Несмотря на то, что он толково подправлял маменькиных сыночков, они стали более прилежными на уроках, лучше отвечали преподавателям, – несмотря на все это, он от купцов получил кличку Гордец – и только потому, что когда приходил в купеческий дом, то никому не кланялся, снимал шинелишку, аккуратно вешал ее в прихожей и, пригладив на голове непослушные, кудлатые волосы, произносил:

– Ученика за стол, – и никогда не оставался на чай.

– Чего же ты, братец, не говоришь мне спасибо: денежки на дороге не валяются, – выдавая за уроки восемь рублен, выговорил ему однажды купец Самоедов.

Аким резко ответил:

– Нет. Деньги порою валяются на дороге: обронит кто-нибудь. А разум никогда не валяется. Я вашему сыну передал частицу своего разума… потому не я, а вы должны меня благодарить. И говорите со мной на «вы», господин купец, иначе я в ваш дом не явлюсь.
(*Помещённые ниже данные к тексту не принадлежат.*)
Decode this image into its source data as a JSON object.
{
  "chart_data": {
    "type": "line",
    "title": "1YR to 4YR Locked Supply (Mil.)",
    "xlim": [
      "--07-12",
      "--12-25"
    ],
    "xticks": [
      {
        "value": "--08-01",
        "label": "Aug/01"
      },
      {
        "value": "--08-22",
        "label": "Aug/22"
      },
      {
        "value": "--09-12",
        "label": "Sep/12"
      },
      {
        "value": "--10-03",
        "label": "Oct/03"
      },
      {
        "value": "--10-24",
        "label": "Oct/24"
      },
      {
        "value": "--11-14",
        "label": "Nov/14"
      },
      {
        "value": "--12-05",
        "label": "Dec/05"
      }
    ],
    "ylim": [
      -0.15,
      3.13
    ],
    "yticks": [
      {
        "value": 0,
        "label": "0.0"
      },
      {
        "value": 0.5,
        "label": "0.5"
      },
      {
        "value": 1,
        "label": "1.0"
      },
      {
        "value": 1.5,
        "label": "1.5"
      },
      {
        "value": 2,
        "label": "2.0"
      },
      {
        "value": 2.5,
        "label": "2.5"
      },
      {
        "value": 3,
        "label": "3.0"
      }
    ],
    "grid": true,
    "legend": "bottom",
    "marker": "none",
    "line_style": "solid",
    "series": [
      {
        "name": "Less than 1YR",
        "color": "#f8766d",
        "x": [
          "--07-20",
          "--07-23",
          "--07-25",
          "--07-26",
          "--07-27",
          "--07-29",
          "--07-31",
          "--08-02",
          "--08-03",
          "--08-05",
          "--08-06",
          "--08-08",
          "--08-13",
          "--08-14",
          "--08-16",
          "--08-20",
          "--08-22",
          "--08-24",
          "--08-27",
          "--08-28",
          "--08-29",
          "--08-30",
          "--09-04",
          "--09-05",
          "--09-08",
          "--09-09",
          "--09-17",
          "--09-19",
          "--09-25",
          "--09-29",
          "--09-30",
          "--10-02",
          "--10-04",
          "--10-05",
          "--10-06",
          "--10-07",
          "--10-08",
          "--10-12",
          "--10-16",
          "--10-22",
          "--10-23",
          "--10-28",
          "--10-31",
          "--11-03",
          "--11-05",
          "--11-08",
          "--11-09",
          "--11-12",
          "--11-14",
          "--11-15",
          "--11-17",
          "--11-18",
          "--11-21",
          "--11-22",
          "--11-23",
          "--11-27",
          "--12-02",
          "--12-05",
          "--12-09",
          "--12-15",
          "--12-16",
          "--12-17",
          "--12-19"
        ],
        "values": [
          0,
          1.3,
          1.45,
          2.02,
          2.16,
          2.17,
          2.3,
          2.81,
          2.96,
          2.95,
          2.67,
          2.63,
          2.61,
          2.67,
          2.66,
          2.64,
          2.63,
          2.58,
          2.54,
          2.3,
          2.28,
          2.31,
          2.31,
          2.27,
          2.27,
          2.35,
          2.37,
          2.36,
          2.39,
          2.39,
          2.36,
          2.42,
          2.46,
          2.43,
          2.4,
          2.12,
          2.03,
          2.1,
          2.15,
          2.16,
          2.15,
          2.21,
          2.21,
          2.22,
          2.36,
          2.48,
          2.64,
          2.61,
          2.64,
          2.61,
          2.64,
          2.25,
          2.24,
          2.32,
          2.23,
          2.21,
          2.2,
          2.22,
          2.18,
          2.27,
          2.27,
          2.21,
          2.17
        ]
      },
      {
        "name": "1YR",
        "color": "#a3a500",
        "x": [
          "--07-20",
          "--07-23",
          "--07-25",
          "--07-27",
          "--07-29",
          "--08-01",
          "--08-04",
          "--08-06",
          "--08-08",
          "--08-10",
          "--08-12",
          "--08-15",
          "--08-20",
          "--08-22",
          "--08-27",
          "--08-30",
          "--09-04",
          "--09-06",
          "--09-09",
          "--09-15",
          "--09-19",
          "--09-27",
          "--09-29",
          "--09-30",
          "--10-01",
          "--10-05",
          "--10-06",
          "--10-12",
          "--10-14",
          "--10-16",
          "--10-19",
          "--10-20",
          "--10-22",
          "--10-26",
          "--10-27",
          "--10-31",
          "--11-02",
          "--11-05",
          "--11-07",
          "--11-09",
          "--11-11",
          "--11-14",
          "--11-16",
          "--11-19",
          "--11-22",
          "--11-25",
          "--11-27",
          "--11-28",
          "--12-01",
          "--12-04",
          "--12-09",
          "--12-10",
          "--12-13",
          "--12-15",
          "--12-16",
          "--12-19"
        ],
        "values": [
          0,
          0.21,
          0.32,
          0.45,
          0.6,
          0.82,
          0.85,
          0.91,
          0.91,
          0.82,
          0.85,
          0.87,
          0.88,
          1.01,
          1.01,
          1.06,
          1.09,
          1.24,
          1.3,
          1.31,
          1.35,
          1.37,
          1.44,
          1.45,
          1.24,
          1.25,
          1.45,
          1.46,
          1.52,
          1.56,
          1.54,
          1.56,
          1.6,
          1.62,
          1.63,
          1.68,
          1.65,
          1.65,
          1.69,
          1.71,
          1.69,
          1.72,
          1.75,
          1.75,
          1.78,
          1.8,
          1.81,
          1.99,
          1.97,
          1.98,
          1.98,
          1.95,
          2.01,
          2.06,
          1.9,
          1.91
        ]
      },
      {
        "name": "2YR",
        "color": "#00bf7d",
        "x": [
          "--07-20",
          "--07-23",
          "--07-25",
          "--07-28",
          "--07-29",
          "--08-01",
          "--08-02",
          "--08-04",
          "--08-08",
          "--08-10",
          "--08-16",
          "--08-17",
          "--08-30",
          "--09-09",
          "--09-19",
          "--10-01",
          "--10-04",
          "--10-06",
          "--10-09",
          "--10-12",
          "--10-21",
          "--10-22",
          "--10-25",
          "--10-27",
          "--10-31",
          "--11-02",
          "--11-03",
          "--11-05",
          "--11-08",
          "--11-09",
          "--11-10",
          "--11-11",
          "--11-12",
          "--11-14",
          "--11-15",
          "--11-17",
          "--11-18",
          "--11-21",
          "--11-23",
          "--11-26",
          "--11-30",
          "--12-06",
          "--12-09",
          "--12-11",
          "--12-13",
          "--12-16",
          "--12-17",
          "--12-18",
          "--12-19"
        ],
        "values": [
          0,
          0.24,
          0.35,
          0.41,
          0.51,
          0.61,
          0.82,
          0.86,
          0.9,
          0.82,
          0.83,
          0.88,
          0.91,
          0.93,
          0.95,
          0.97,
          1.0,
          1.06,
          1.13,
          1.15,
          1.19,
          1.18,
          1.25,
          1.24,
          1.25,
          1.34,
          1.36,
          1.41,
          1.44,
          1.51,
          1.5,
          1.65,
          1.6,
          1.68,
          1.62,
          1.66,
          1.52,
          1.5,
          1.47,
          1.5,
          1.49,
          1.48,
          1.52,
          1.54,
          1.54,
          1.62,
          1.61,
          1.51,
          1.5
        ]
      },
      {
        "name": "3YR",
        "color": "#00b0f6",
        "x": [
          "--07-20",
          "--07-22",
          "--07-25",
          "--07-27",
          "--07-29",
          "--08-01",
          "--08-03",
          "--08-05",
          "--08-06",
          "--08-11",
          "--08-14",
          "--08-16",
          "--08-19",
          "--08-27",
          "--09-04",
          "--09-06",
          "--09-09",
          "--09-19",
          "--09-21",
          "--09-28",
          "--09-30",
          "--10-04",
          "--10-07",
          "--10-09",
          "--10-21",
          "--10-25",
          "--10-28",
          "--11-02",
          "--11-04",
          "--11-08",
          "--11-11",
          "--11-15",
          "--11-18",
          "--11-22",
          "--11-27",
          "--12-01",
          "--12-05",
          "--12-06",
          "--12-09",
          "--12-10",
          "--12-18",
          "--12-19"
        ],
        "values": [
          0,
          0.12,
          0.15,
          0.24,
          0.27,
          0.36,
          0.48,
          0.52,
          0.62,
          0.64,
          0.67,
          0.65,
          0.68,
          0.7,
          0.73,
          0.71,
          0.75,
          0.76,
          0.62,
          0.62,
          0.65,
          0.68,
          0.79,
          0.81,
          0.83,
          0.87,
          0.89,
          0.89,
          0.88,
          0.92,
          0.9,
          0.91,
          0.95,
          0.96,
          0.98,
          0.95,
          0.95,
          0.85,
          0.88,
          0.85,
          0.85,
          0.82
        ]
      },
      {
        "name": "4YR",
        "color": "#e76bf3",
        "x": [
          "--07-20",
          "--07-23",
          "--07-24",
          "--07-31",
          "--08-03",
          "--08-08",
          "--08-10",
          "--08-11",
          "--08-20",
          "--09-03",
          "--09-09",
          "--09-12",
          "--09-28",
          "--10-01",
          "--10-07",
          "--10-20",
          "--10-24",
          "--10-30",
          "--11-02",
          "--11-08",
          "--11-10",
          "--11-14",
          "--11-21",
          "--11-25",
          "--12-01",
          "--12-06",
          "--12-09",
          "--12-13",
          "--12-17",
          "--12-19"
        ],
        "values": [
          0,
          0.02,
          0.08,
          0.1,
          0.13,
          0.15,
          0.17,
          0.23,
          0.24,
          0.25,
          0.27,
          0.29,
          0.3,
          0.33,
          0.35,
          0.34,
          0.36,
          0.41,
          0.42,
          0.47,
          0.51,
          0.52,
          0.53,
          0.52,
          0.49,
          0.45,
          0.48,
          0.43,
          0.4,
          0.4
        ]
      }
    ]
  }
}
– Ну, это ты слишком… слишком, – пригласив Акима вечером к себе на квартиру, посмеиваясь, говорил Владимир Николаевич. – Верно, но слишком… Говоришь, у Самоедова после твоих слов глаза вылупились, как у судака? Хо-хо! Ничего, придет время, не так вылупятся. Только ты подожди стрелять словами по купчишкам. Верно, разум на дороге не валяется. Ловко ты его. Однако потерпи: блох и тех поодиночке не перебьешь, потому до поры до времени держи язык за зубами. Голову перед ними не клони, но… и не фордыбачься, как говорят здешние мещане. С разумом все надо делать, – строже добавил, затем снова улыбнулся и захохотал: – Но здорово! Здорово ты Самоедова!

Заслышав в прихожей легкие шаги, вернее стук каблучков, Владимир Николаевич поднялся со стула, высунулся в дверь и весело воскликнул:

– Оленька! Пришла? А знаешь, кто у нас? Ты все спрашивала, почему он не заходит.

На него налетела, как ветерок, тоненькая девушка, одетая в форму гимназистки – коричневое платье, белый передник, белый воротничок, волосы, гладко причесанные, толстая коса через плечо сваливалась на грудь.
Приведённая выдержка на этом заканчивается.